From THE NEW SCIENTIST:
Most people say that science can tell us facts about the world but not about moral values. Do you disagree?
Questions of right and wrong, good and evil, are questions about human and animal well-being. The moment we admit this we see that science can, in principle, answer such questions - because the experience of conscious creatures depends on the way the universe is. In our case, the difference between the worst possible suffering and the greatest flourishing depends on everything that can influence states of the human brain, ranging from changes in our genome to changes in the global economy. The relevant details of genetics, neurobiology, psychology, sociology, economics and so on are fantastically complicated, but there is no question that these are domains in which there are truths to be discovered and they fall squarely within the purview of science.
So what is "right" is whatever maximises the well-being of conscious creatures? How is that different from utilitarianism?
People often criticise utilitarianism because any narrow concern for utility, pleasure or short-term happiness fails to capture everything that is important to us in life. We are also concerned about things like truth, justice, fairness, intellectual pleasure, courage, creativity and having a clear conscience. I believe, however, that the notion of well-being can capture all of these things.

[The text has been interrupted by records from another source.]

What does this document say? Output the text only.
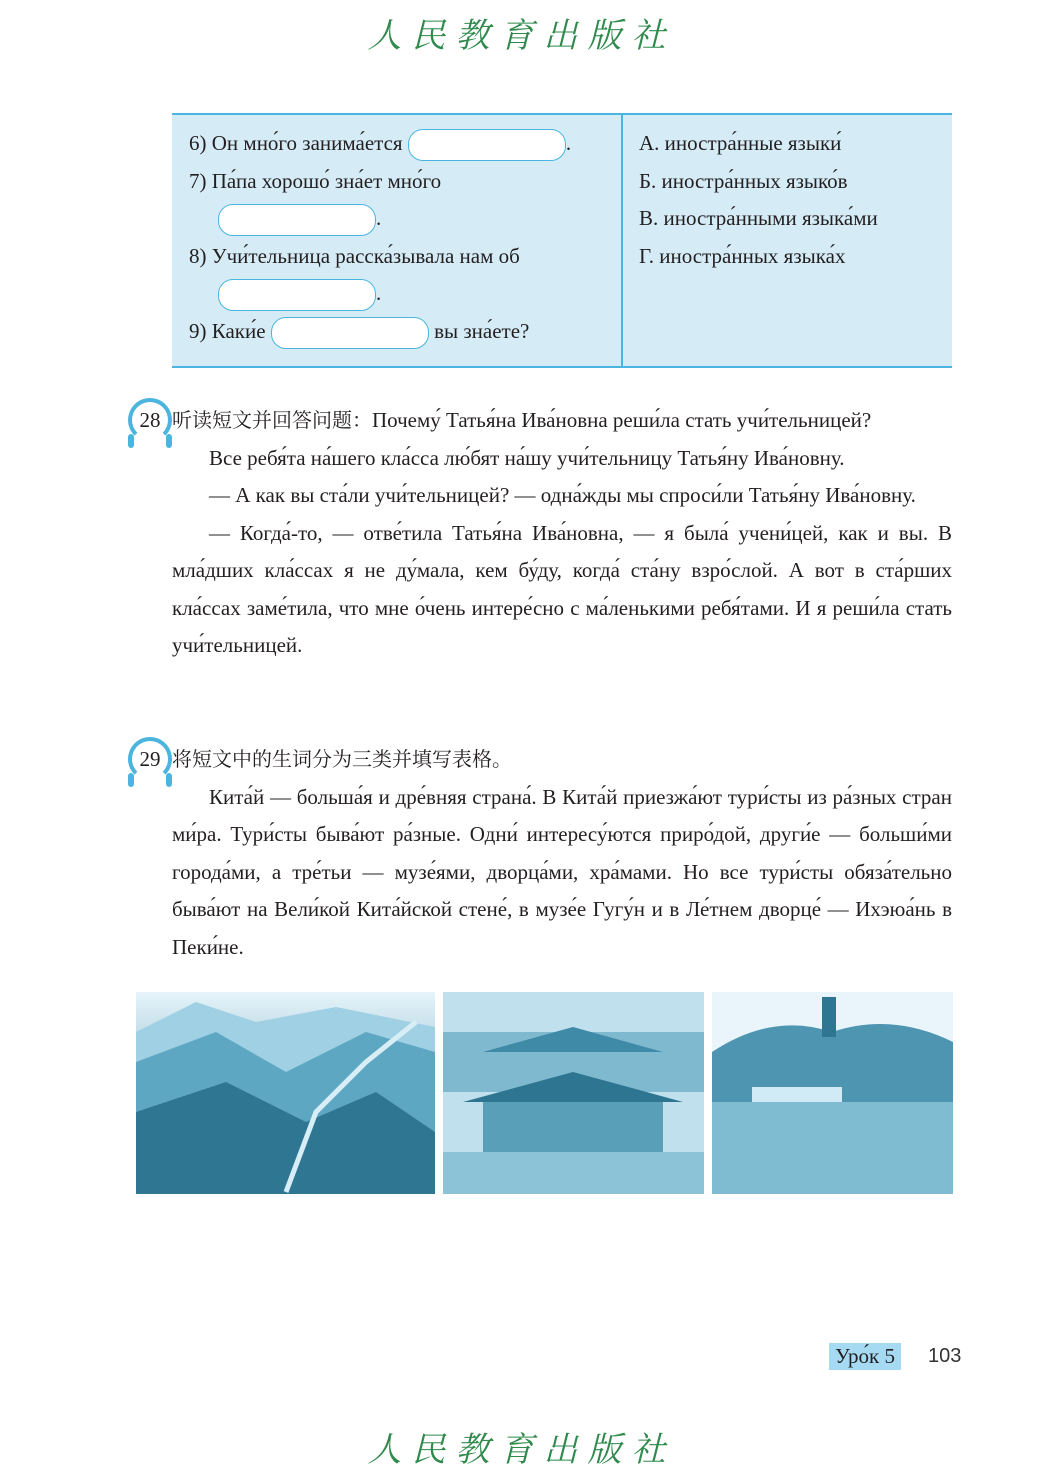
人民教育出版社
6) Он мно́го занима́ется	.
7) Па́па хорошо́ зна́ет мно́го
.
8) Учи́тельница расска́зывала нам об
.
9) Каки́е	вы зна́ете?
А. иностра́нные языки́
Б. иностра́нных языко́в
В. иностра́нными языка́ми
Г. иностра́нных языка́х
28 听读短文并回答问题：Почему́ Татья́на Ива́новна реши́ла стать учи́тельницей?

Все ребя́та на́шего кла́сса лю́бят на́шу учи́тельницу Татья́ну Ива́новну.

— А как вы ста́ли учи́тельницей? — одна́жды мы спроси́ли Татья́ну Ива́новну.

— Когда́-то, — отве́тила Татья́на Ива́новна, — я была́ учени́цей, как и вы. В мла́дших кла́ссах я не ду́мала, кем бу́ду, когда́ ста́ну взро́слой. А вот в ста́рших кла́ссах заме́тила, что мне о́чень интере́сно с ма́ленькими ребя́тами. И я реши́ла стать учи́тельницей.

29 将短文中的生词分为三类并填写表格。

Кита́й — больша́я и дре́вняя страна́. В Кита́й приезжа́ют тури́сты из ра́зных стран ми́ра. Тури́сты быва́ют ра́зные. Одни́ интересу́ются приро́дой, други́е — больши́ми города́ми, а тре́тьи — музе́ями, дворца́ми, хра́мами. Но все тури́сты обяза́тельно быва́ют на Вели́кой Кита́йской стене́, в музе́е Гугу́н и в Ле́тнем дворце́ — Ихэюа́нь в Пеки́не.

Уро́к 5	103
人民教育出版社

In my book I argue that we can view all possible experience on a kind of landscape, where peaks correspond to the heights of well-being and the valleys correspond to the lowest depths of suffering. The first thing to notice is that there may be many equivalent peaks on this landscape - there may be many different ways for people to thrive. But there will be many more ways not to thrive.
COMMENT: You know, I'm sure I've read something very similar to that in the past somewhere.
However, the question is not "Can you have morality without religion?" The question is "Why bother to have morality without religion?"
I know most of you lot don't like the idea of a "stick and carrot" God, but as someone who could quite happily throttle most of the hierarchy of the Diocese of Newcastle, I find it not only useful, but downright necessary for the continued existence of most of the hierarchy of the Diocese of Newcastle.